All the options under consideration, except for continuing the free licence fee for over-75s, “would introduce significant practical difficulties and create unfairness for different groups of older people.”
Shadow media secretary Tom Watson called for the Government to “step in and save TV licences for the elderly”.
“The Government should never have privatised welfare policy in this way. Labour opposed this move from the start,” he said.
“The prospect of elderly people losing their free TV licences makes a mockery of the claim that austerity is over,” he said.
It is expected that free TV licences would cost £745 million a year by 2021/22.
Economic consultants have said the cost of providing a free BBC service to over-75s would exceed £1 billion a year in a decade’s time.
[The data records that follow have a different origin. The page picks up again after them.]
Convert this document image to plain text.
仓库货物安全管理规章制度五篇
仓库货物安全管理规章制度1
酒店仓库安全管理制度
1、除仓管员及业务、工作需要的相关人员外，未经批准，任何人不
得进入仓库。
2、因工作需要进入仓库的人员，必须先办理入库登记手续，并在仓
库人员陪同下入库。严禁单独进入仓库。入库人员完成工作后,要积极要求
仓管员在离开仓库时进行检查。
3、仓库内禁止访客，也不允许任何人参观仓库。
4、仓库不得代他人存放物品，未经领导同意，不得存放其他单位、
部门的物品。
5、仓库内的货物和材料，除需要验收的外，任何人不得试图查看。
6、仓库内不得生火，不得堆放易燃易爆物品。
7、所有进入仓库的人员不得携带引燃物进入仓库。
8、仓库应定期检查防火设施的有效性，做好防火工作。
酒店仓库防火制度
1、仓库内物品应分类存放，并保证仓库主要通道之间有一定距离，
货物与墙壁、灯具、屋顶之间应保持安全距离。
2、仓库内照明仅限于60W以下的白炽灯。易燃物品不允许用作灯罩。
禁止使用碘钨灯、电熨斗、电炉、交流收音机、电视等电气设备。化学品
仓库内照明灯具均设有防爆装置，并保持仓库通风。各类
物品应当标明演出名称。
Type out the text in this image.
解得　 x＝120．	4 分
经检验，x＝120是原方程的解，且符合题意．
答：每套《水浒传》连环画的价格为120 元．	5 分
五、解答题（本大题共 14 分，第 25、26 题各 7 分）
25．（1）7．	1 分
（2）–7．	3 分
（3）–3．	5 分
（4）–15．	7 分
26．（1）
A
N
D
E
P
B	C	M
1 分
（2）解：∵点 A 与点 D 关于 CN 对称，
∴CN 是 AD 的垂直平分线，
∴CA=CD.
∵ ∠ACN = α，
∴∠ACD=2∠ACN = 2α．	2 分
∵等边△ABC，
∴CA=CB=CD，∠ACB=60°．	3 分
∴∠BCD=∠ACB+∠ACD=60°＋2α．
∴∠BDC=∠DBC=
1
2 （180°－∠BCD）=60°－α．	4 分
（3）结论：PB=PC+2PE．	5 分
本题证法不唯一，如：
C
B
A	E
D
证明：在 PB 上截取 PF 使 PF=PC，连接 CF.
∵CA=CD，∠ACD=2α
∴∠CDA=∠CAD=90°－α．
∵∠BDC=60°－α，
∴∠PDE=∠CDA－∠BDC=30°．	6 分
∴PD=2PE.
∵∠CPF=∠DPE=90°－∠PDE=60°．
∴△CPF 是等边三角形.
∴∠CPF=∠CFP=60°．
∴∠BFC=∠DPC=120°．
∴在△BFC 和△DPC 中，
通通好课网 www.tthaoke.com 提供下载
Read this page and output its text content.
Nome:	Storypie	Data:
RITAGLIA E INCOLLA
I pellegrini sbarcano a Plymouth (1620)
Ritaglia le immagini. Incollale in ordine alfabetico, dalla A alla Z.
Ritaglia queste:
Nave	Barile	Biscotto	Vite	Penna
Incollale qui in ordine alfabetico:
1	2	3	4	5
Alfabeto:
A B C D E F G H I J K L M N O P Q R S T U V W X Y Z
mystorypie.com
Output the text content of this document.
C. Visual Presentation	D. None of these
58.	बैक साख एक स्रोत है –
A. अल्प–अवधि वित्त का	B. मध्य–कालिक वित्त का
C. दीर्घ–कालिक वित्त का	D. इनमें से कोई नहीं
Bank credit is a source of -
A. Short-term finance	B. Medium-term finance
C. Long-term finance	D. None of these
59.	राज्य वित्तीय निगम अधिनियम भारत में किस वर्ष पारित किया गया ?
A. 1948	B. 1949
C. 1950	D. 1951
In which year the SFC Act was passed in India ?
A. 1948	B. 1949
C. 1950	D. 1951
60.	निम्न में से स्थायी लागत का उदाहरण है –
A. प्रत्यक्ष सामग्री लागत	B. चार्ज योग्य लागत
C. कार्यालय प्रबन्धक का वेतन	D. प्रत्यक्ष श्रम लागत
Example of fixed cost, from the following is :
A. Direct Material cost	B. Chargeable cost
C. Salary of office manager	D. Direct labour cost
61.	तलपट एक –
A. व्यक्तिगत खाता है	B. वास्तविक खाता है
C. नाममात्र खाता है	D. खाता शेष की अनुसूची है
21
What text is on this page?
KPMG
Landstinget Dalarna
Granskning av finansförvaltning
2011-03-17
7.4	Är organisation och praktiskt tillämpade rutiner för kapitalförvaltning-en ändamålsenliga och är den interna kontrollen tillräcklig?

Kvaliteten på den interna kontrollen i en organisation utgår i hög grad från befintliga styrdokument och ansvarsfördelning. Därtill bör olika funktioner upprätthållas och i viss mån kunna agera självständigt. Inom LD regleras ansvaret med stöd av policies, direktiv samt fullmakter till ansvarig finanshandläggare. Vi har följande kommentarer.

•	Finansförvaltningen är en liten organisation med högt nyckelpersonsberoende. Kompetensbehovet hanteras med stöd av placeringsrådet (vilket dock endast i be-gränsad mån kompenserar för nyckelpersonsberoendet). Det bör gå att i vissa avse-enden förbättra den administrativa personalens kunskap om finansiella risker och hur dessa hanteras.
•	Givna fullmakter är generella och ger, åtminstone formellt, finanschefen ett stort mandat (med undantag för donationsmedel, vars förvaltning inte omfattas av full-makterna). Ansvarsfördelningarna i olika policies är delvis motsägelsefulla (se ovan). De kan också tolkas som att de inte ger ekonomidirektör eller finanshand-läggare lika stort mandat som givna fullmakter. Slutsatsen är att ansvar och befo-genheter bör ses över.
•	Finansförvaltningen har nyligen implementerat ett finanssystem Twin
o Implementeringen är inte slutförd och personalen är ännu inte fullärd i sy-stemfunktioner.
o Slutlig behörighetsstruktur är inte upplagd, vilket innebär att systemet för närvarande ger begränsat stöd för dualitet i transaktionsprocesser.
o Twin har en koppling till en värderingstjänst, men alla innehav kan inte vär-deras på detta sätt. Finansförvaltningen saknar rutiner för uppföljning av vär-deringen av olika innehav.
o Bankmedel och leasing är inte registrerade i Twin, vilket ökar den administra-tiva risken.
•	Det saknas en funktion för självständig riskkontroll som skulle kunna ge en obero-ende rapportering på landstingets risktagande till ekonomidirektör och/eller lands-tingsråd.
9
The corporation took over the cost from the Government of providing free TV licences for over-75s as part of its charter renewal negotiations.
A spokesman for the Department for Digital, Culture, Media and Sport said: “We know people across the country value television as a way to stay connected with the world.
“The BBC will take on responsibility for free licences for the over-75s from 2020 and it is right that they’ve confirmed no decisions will be taken until the public have been fully consulted.
“We’ve been clear that we would want and expect them to continue with this important concession.
“Ultimately it is the BBC’s responsibility to ensure its substantial licence fee income is used effectively to deliver fully for UK audiences.”